Pourquoi avoir besoin de Lone Eagle alors? Car Just for Laughs voit le Canada comme première destination de vente de nouveaux contenus télévisés.

«On pourrait le faire seul, mais Lone Eagle, a l'expérience et nous, les clients, dit Bruce Hills. Pour développer et produire, j'engagerais de toute façon des spécialistes. On veut grandir intelligemment avec du contenu pertinent et puissant. Dans le passé, nous avons produit quelques émissions comme The Tournament, diffusées à CBC. Mais on veut en faire plus. On veut produire 12 mois sur 12, et non juste en juillet. Ce n'est pas tout le monde qui va embarquer avec nous. Ça pourrait prendre des années pour arriver à nos fins, mais le premier pas, c'est Lone Eagle.»

En attendant, Bruce Hills ne négligera donc pas ce qui fait la force de Just for Laughs, soit la programmation de ses festivals à Montréal, Toronto et Sydney, en Australie. Il s'évertue à faire croître leur importance d'année en année. «À Montréal, en 2014, on a eu notre meilleur été jusqu'à présent, avec une programmation de plus de 300 shows, affirme-t-il. On en prévoit plus de 330 cette année.»

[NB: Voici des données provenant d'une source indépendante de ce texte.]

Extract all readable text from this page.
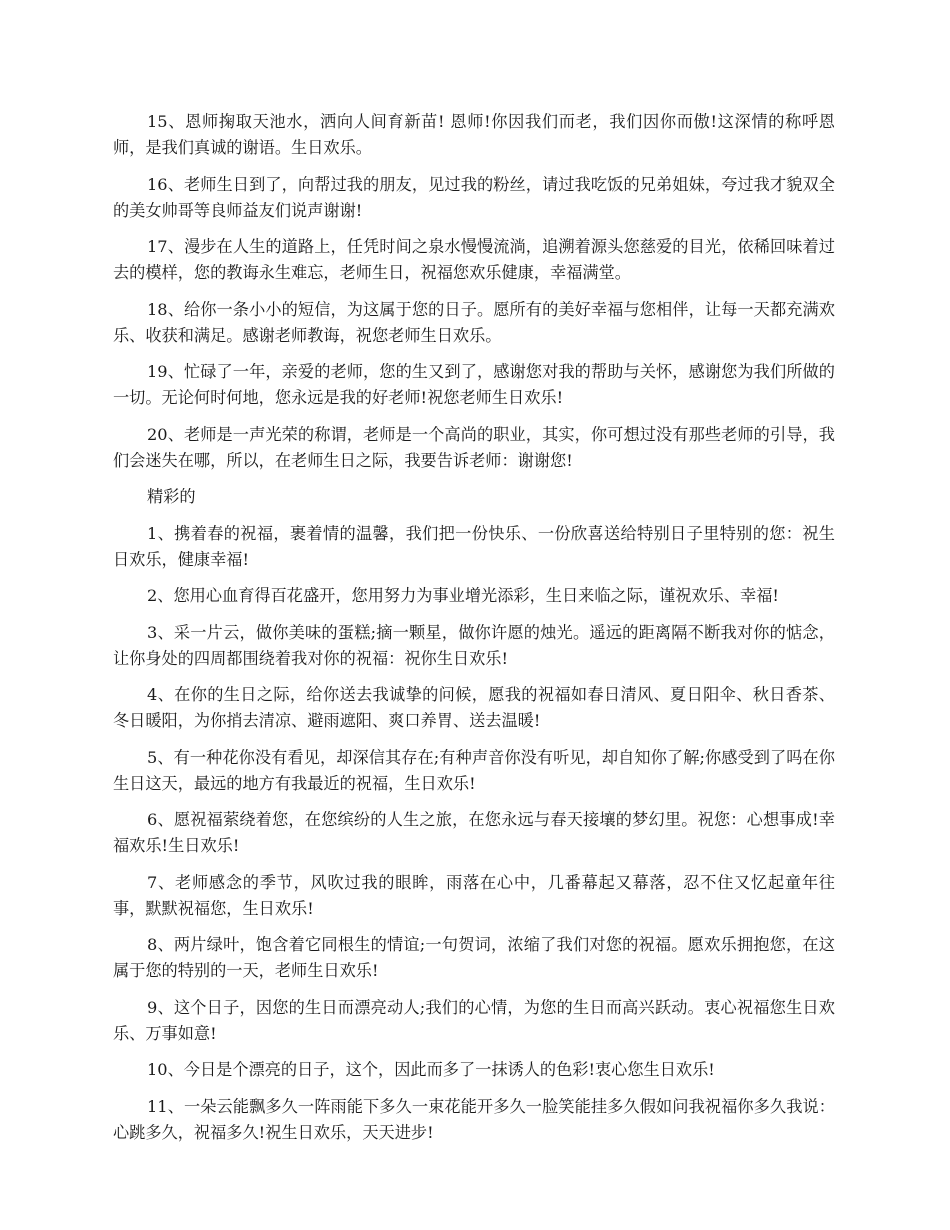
15、恩师掬取天池水，洒向人间育新苗! 恩师!你因我们而老，我们因你而傲!这深情的称呼恩师，是我们真诚的谢语。生日欢乐。

16、老师生日到了，向帮过我的朋友，见过我的粉丝，请过我吃饭的兄弟姐妹，夸过我才貌双全的美女帅哥等良师益友们说声谢谢!

17、漫步在人生的道路上，任凭时间之泉水慢慢流淌，追溯着源头您慈爱的目光，依稀回味着过去的模样，您的教诲永生难忘，老师生日，祝福您欢乐健康，幸福满堂。

18、给你一条小小的短信，为这属于您的日子。愿所有的美好幸福与您相伴，让每一天都充满欢乐、收获和满足。感谢老师教诲，祝您老师生日欢乐。

19、忙碌了一年，亲爱的老师，您的生又到了，感谢您对我的帮助与关怀，感谢您为我们所做的一切。无论何时何地，您永远是我的好老师!祝您老师生日欢乐!

20、老师是一声光荣的称谓，老师是一个高尚的职业，其实，你可想过没有那些老师的引导，我们会迷失在哪，所以，在老师生日之际，我要告诉老师：谢谢您!

精彩的

1、携着春的祝福，裹着情的温馨，我们把一份快乐、一份欣喜送给特别日子里特别的您：祝生日欢乐，健康幸福!

2、您用心血育得百花盛开，您用努力为事业增光添彩，生日来临之际，谨祝欢乐、幸福!

3、采一片云，做你美味的蛋糕;摘一颗星，做你许愿的烛光。遥远的距离隔不断我对你的惦念，让你身处的四周都围绕着我对你的祝福：祝你生日欢乐!

4、在你的生日之际，给你送去我诚挚的问候，愿我的祝福如春日清风、夏日阳伞、秋日香茶、冬日暖阳，为你捎去清凉、避雨遮阳、爽口养胃、送去温暖!

5、有一种花你没有看见，却深信其存在;有种声音你没有听见，却自知你了解;你感受到了吗在你生日这天，最远的地方有我最近的祝福，生日欢乐!

6、愿祝福萦绕着您，在您缤纷的人生之旅，在您永远与春天接壤的梦幻里。祝您：心想事成!幸福欢乐!生日欢乐!

7、老师感念的季节，风吹过我的眼眸，雨落在心中，几番幕起又幕落，忍不住又忆起童年往事，默默祝福您，生日欢乐!

8、两片绿叶，饱含着它同根生的情谊;一句贺词，浓缩了我们对您的祝福。愿欢乐拥抱您，在这属于您的特别的一天，老师生日欢乐!

9、这个日子，因您的生日而漂亮动人;我们的心情，为您的生日而高兴跃动。衷心祝福您生日欢乐、万事如意!

10、今日是个漂亮的日子，这个，因此而多了一抹诱人的色彩!衷心您生日欢乐!

11、一朵云能飘多久一阵雨能下多久一束花能开多久一脸笑能挂多久假如问我祝福你多久我说：心跳多久，祝福多久!祝生日欢乐，天天进步!
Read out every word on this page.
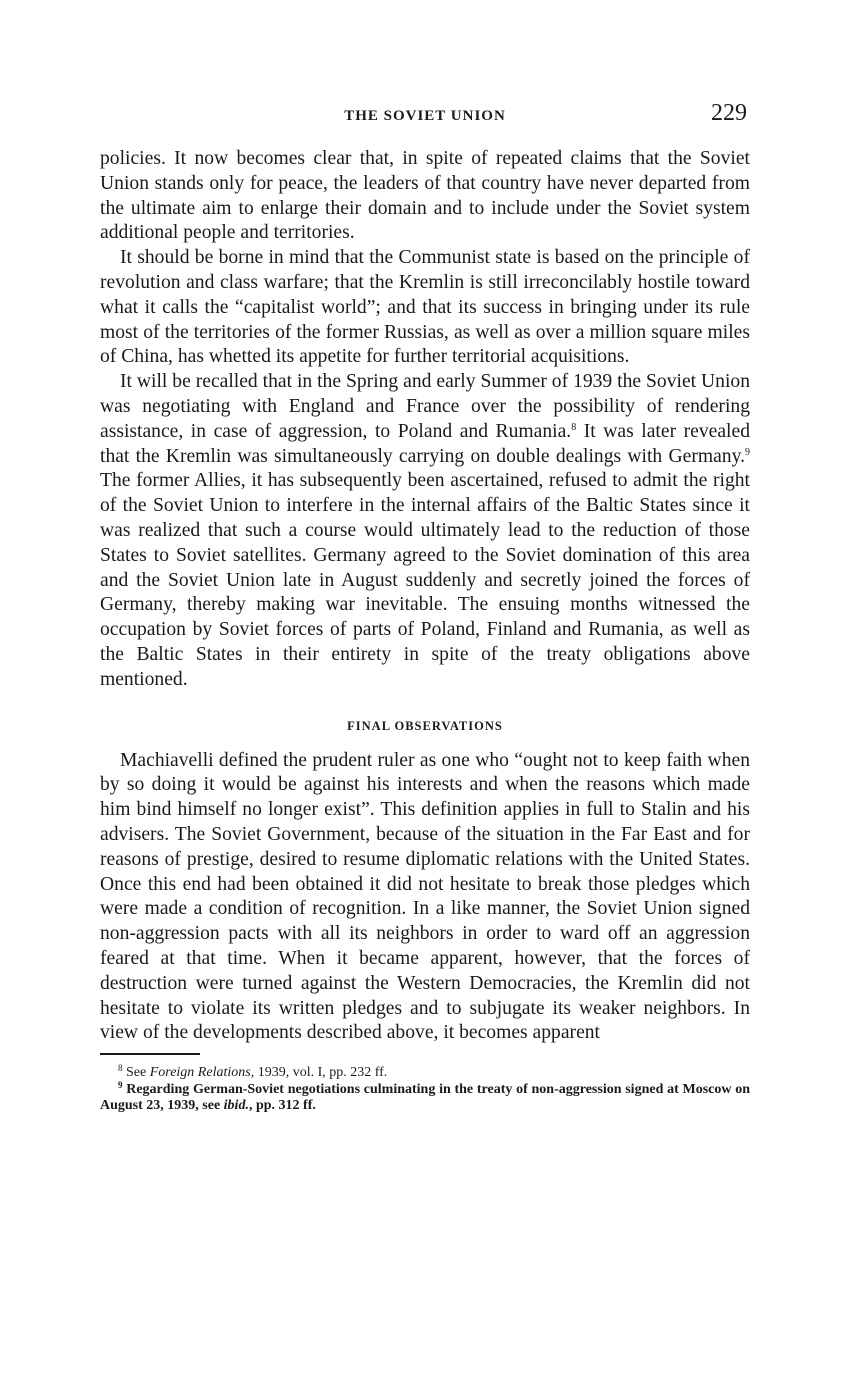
THE SOVIET UNION	229

policies. It now becomes clear that, in spite of repeated claims that the Soviet Union stands only for peace, the leaders of that country have never departed from the ultimate aim to enlarge their domain and to include under the Soviet system additional people and territories.

It should be borne in mind that the Communist state is based on the principle of revolution and class warfare; that the Kremlin is still irreconcilably hostile toward what it calls the “capitalist world”; and that its success in bringing under its rule most of the territories of the former Russias, as well as over a million square miles of China, has whetted its appetite for further territorial acquisitions.

It will be recalled that in the Spring and early Summer of 1939 the Soviet Union was negotiating with England and France over the possibility of rendering assistance, in case of aggression, to Poland and Rumania.$^8$ It was later revealed that the Kremlin was simultaneously carrying on double dealings with Germany.$^9$ The former Allies, it has subsequently been ascertained, refused to admit the right of the Soviet Union to interfere in the internal affairs of the Baltic States since it was realized that such a course would ultimately lead to the reduction of those States to Soviet satellites. Germany agreed to the Soviet domination of this area and the Soviet Union late in August suddenly and secretly joined the forces of Germany, thereby making war inevitable. The ensuing months witnessed the occupation by Soviet forces of parts of Poland, Finland and Rumania, as well as the Baltic States in their entirety in spite of the treaty obligations above mentioned.

FINAL OBSERVATIONS

Machiavelli defined the prudent ruler as one who “ought not to keep faith when by so doing it would be against his interests and when the reasons which made him bind himself no longer exist”. This definition applies in full to Stalin and his advisers. The Soviet Government, because of the situation in the Far East and for reasons of prestige, desired to resume diplomatic relations with the United States. Once this end had been obtained it did not hesitate to break those pledges which were made a condition of recognition. In a like manner, the Soviet Union signed non-aggression pacts with all its neighbors in order to ward off an aggression feared at that time. When it became apparent, however, that the forces of destruction were turned against the Western Democracies, the Kremlin did not hesitate to violate its written pledges and to subjugate its weaker neighbors. In view of the developments described above, it becomes apparent

$^8$ See Foreign Relations, 1939, vol. I, pp. 232 ff.

$^9$ Regarding German-Soviet negotiations culminating in the treaty of non-aggression signed at Moscow on August 23, 1939, see ibid., pp. 312 ff.
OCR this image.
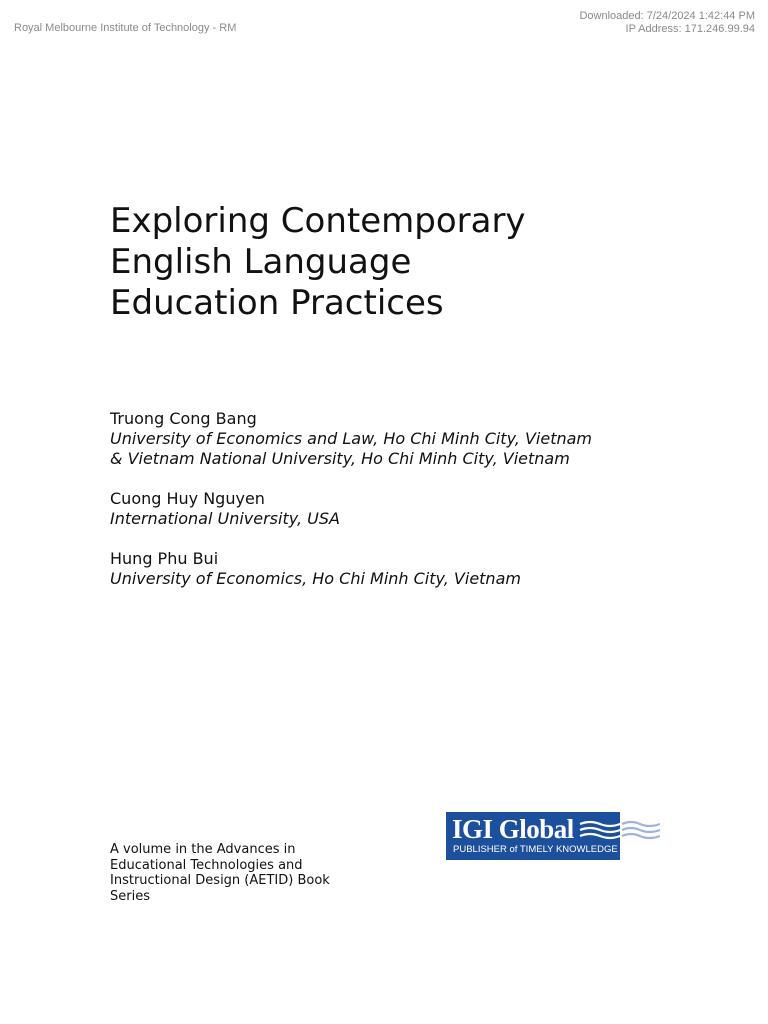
Royal Melbourne Institute of Technology - RM
Downloaded: 7/24/2024 1:42:44 PM
IP Address: 171.246.99.94
Exploring Contemporary
English Language
Education Practices
Truong Cong Bang
University of Economics and Law, Ho Chi Minh City, Vietnam
& Vietnam National University, Ho Chi Minh City, Vietnam
Cuong Huy Nguyen
International University, USA
Hung Phu Bui
University of Economics, Ho Chi Minh City, Vietnam
A volume in the Advances in
Educational Technologies and
Instructional Design (AETID) Book
Series
IGI Global
PUBLISHER of TIMELY KNOWLEDGE
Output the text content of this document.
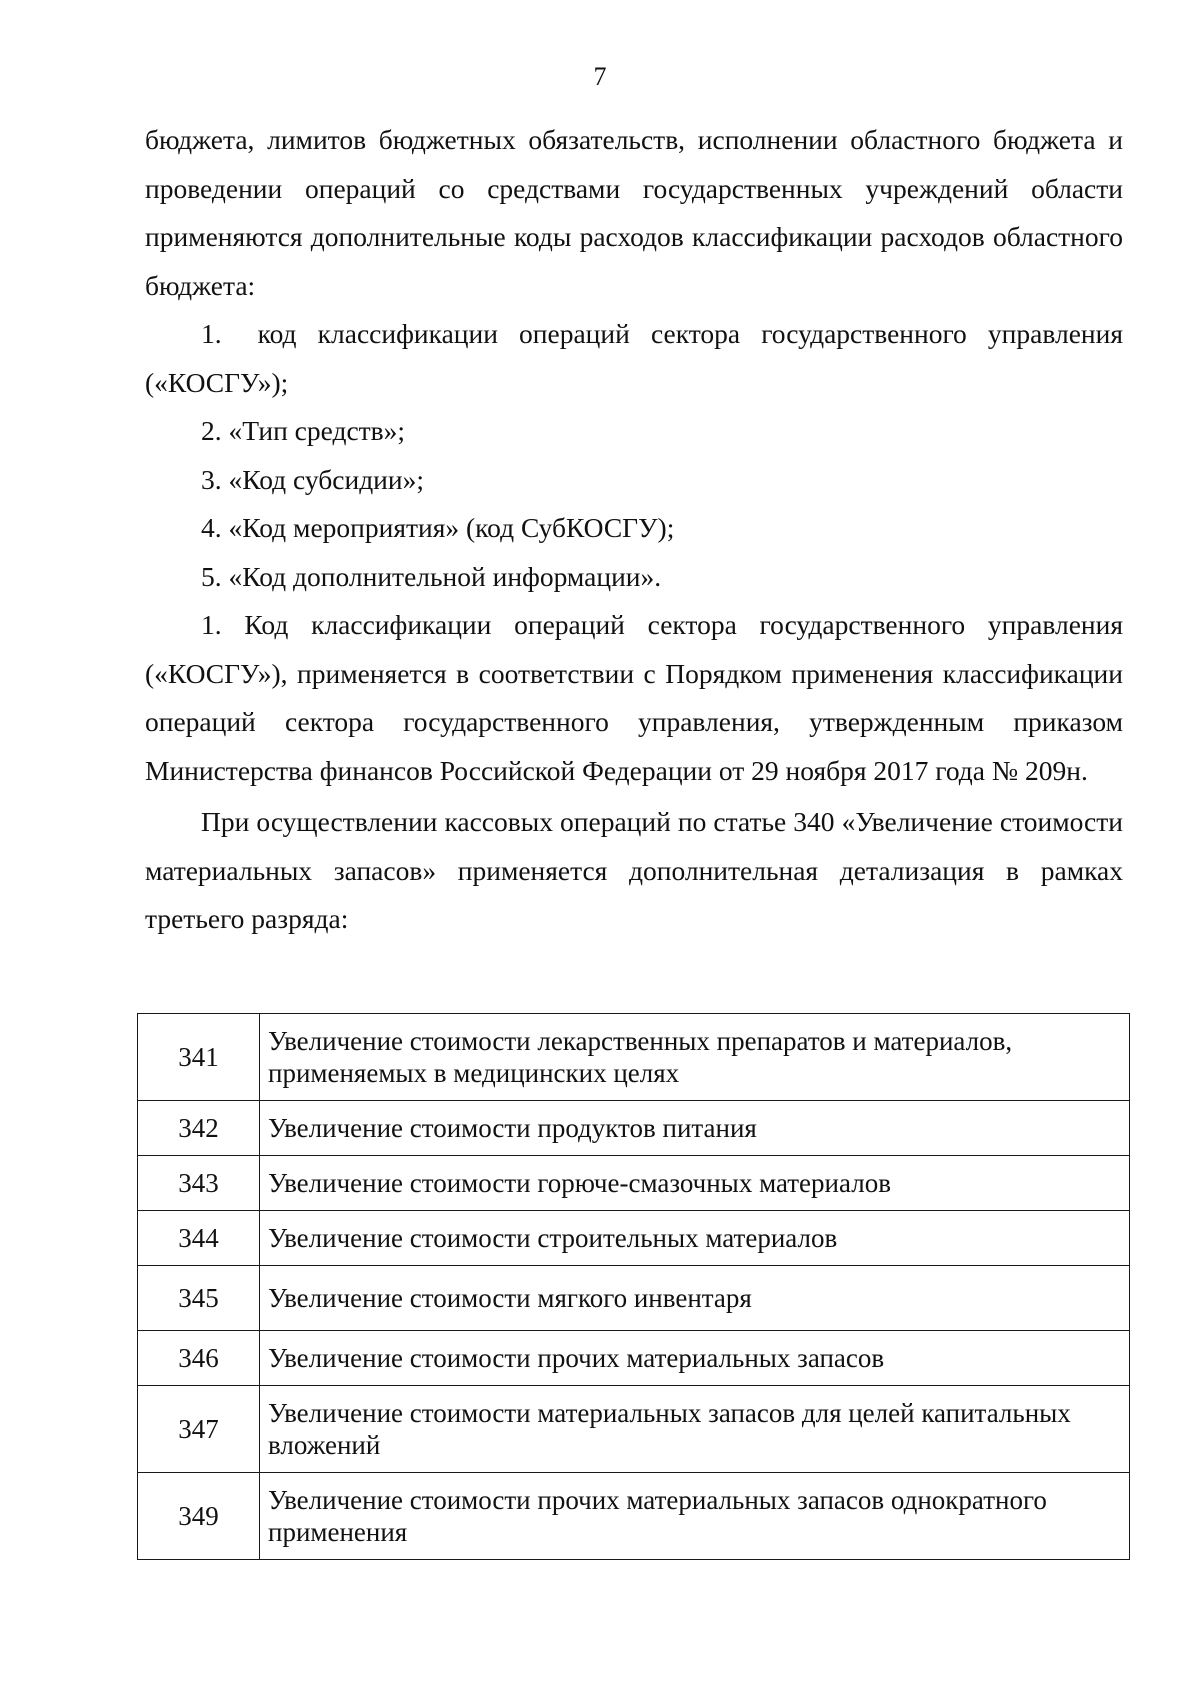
7

бюджета, лимитов бюджетных обязательств, исполнении областного бюджета и проведении операций со средствами государственных учреждений области применяются дополнительные коды расходов классификации расходов областного бюджета:

1. код классификации операций сектора государственного управления («КОСГУ»);

2. «Тип средств»;

3. «Код субсидии»;

4. «Код мероприятия» (код СубКОСГУ);

5. «Код дополнительной информации».

1. Код классификации операций сектора государственного управления («КОСГУ»), применяется в соответствии с Порядком применения классификации операций сектора государственного управления, утвержденным приказом Министерства финансов Российской Федерации от 29 ноября 2017 года № 209н.

При осуществлении кассовых операций по статье 340 «Увеличение стоимости материальных запасов» применяется дополнительная детализация в рамках третьего разряда:

341	Увеличение стоимости лекарственных препаратов и материалов, применяемых в медицинских целях
342	Увеличение стоимости продуктов питания
343	Увеличение стоимости горюче-смазочных материалов
344	Увеличение стоимости строительных материалов
345	Увеличение стоимости мягкого инвентаря
346	Увеличение стоимости прочих материальных запасов
347	Увеличение стоимости материальных запасов для целей капитальных вложений
349	Увеличение стоимости прочих материальных запасов однократного применения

De 2013 à 2014, l'assistance du festival Just for Laughs à Montréal est passée de 69 000 à 82 000 personnes, et les revenus tirés de la vente de billets ont crû de 35%.

Forces:

> Un festival connu mondialement vers lequel les monologuistes (stand-up), comédiens et animateurs internationaux convergent. Des festivals aussi à Toronto et à Sydney, en Australie. Un promoteur de choix pour des artistes d'ici et d'ailleurs qui se produisent jusqu'à Singapour et en Nouvelle-Zélande.

> Une plateforme estimée pour lancer des carrières. «Nous avons un excellent réseau de dépisteurs pour dénicher des gens talentueux partout dans le monde et nous assurer que le festival reste pertinent et impertinent, assure Bruce Hills. L'animateur Jimmy Fallon a déjà dit: «C'est un honneur d'être de retour à Montréal où j'ai commencé ma carrière. Je ne vous remercierai jamais assez.» »

Faiblesses:

> Les États-Unis. «Même si nous avons de bons liens avec l'industrie de l'humour et du divertissement américains, on n'a pas encore vraiment percé ce marché, avoue Bruce Hills. Nous aimerions être un incontournable là-bas, comme nous le sommes au Canada et dans de nombreux autres pays.

> La clientèle franco-québécoise. «Je sens que nous sommes invisibles pour une grande partie du Québec, admet Bruce Hills. Nous aimerions avoir plus de francophones qui apprécient le volet anglophone du festival Juste pour rire.»